Pornography, Morality, and Harm: Why Miller Should Survive Lawrence



Pornography, Morality, and Harm: Why Miller Should Survive Lawrence
Elizabeth Harmer Dionne, 15 Geo. Mason L. Rev. 611 (2008)

Justice Scalia certainly supports the government’s right to regulate obscenity. Nonetheless, his dissent in Lawrence is not particularly helpful to the cause of so-called decency. Justice Scalia’s dissent suggests that the primary justification for obscenity regulation is a socially conservative set of sexual mores, akin to the sexual mores that inspired the holding in Bowers v. Hardwick. There are certainly rational, and even compelling, arguments to support conservative notions of both private and public morality and enforcement of the civic norms that will promote such a society.

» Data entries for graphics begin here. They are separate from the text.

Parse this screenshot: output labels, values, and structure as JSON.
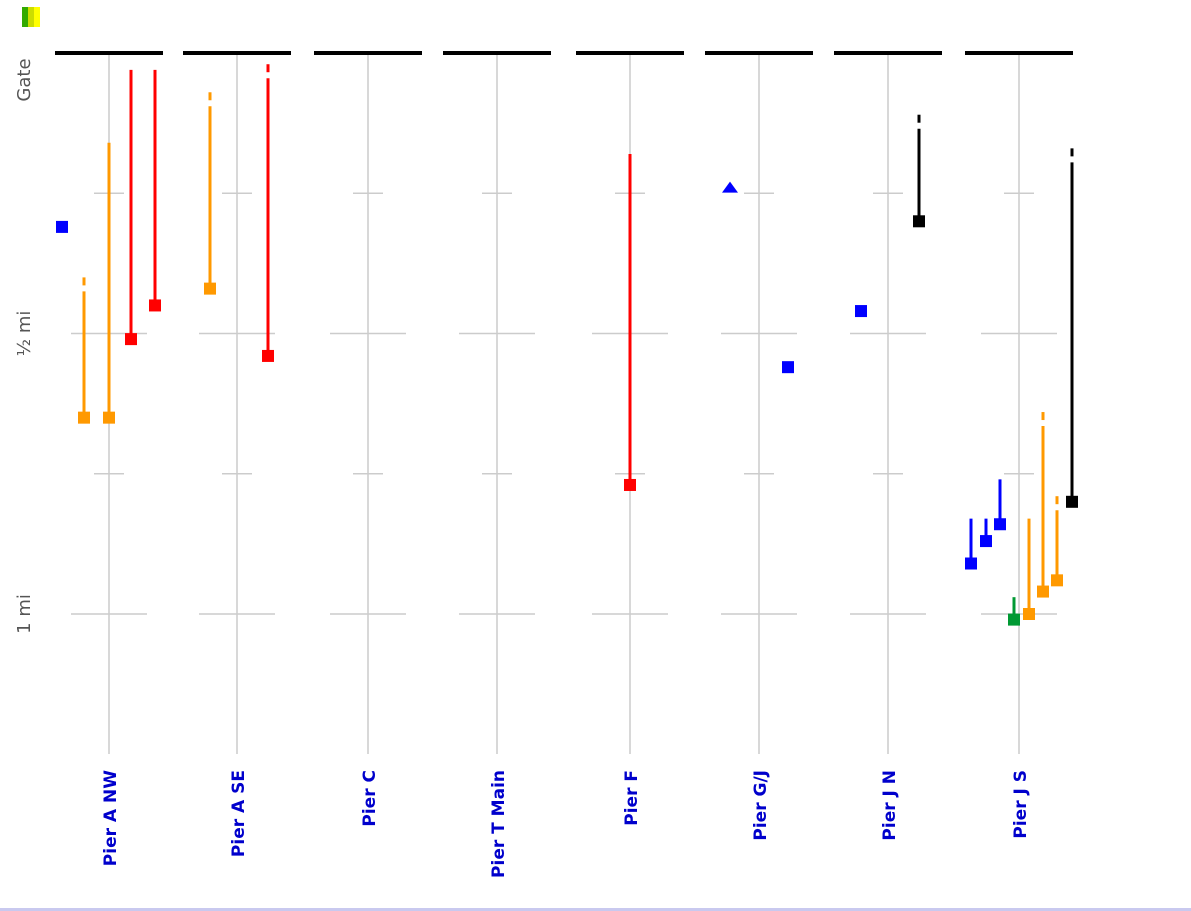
{
  "legend": {
    "swatch_colors": [
      "#33aa00",
      "#ccdd00",
      "#ffff00"
    ]
  },
  "colors": {
    "blue": "#0000ff",
    "orange": "#ff9900",
    "red": "#ff0000",
    "black": "#000000",
    "green": "#009933",
    "label": "#0000cc",
    "axis_text": "#555555",
    "grid": "#cccccc"
  },
  "chart_data": {
    "type": "scatter",
    "y_axis": {
      "ticks": [
        {
          "value": 0,
          "label": "Gate"
        },
        {
          "value": 0.5,
          "label": "½ mi"
        },
        {
          "value": 1,
          "label": "1 mi"
        }
      ],
      "minor_ticks": [
        0.25,
        0.75
      ],
      "range": [
        0,
        1.25
      ],
      "inverted": true
    },
    "categories": [
      "Pier A NW",
      "Pier A SE",
      "Pier C",
      "Pier T Main",
      "Pier F",
      "Pier G/J",
      "Pier J N",
      "Pier J S"
    ],
    "grid": true,
    "series": [
      {
        "color": "orange",
        "values": [
          {
            "pier": 0,
            "offset": -25,
            "y": 0.65,
            "top": 0.4,
            "dashed_top": true
          },
          {
            "pier": 0,
            "offset": 0,
            "y": 0.65,
            "top": 0.16
          },
          {
            "pier": 1,
            "offset": -27,
            "y": 0.42,
            "top": 0.07,
            "dashed_top": true
          },
          {
            "pier": 7,
            "offset": 10,
            "y": 1.0,
            "top": 0.83
          },
          {
            "pier": 7,
            "offset": 24,
            "y": 0.96,
            "top": 0.64,
            "dashed_top": true
          },
          {
            "pier": 7,
            "offset": 38,
            "y": 0.94,
            "top": 0.79,
            "dashed_top": true
          }
        ]
      },
      {
        "color": "red",
        "values": [
          {
            "pier": 0,
            "offset": 22,
            "y": 0.51,
            "top": 0.03
          },
          {
            "pier": 0,
            "offset": 46,
            "y": 0.45,
            "top": 0.03
          },
          {
            "pier": 1,
            "offset": 31,
            "y": 0.54,
            "top": 0.02,
            "dashed_top": true
          },
          {
            "pier": 4,
            "offset": 0,
            "y": 0.77,
            "top": 0.18
          }
        ]
      },
      {
        "color": "blue",
        "values": [
          {
            "pier": 0,
            "offset": -47,
            "y": 0.31
          },
          {
            "pier": 5,
            "offset": -29,
            "y": 0.24,
            "marker": "triangle"
          },
          {
            "pier": 5,
            "offset": 29,
            "y": 0.56
          },
          {
            "pier": 6,
            "offset": -27,
            "y": 0.46
          },
          {
            "pier": 7,
            "offset": -48,
            "y": 0.91,
            "top": 0.83
          },
          {
            "pier": 7,
            "offset": -33,
            "y": 0.87,
            "top": 0.83
          },
          {
            "pier": 7,
            "offset": -19,
            "y": 0.84,
            "top": 0.76
          }
        ]
      },
      {
        "color": "black",
        "values": [
          {
            "pier": 6,
            "offset": 31,
            "y": 0.3,
            "top": 0.11,
            "dashed_top": true
          },
          {
            "pier": 7,
            "offset": 53,
            "y": 0.8,
            "top": 0.17,
            "dashed_top": true
          }
        ]
      },
      {
        "color": "green",
        "values": [
          {
            "pier": 7,
            "offset": -5,
            "y": 1.01,
            "top": 0.97
          }
        ]
      }
    ]
  }
}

There are also those whose primary objection to pornography stems from conservative sexual mores. Nonetheless, to define Miller as a morality holding effectively ignores the social science research that for three and a half decades has provided troubling evidence of pornography’s negative social consequences, particularly for women. It also ignores the important efforts of the radical feminists who have memorialized pornography’s deleterious effects on large and varied classes of women. Both social science and radical feminism provide important, practical reasons for upholding Miller and the state laws that rely upon it.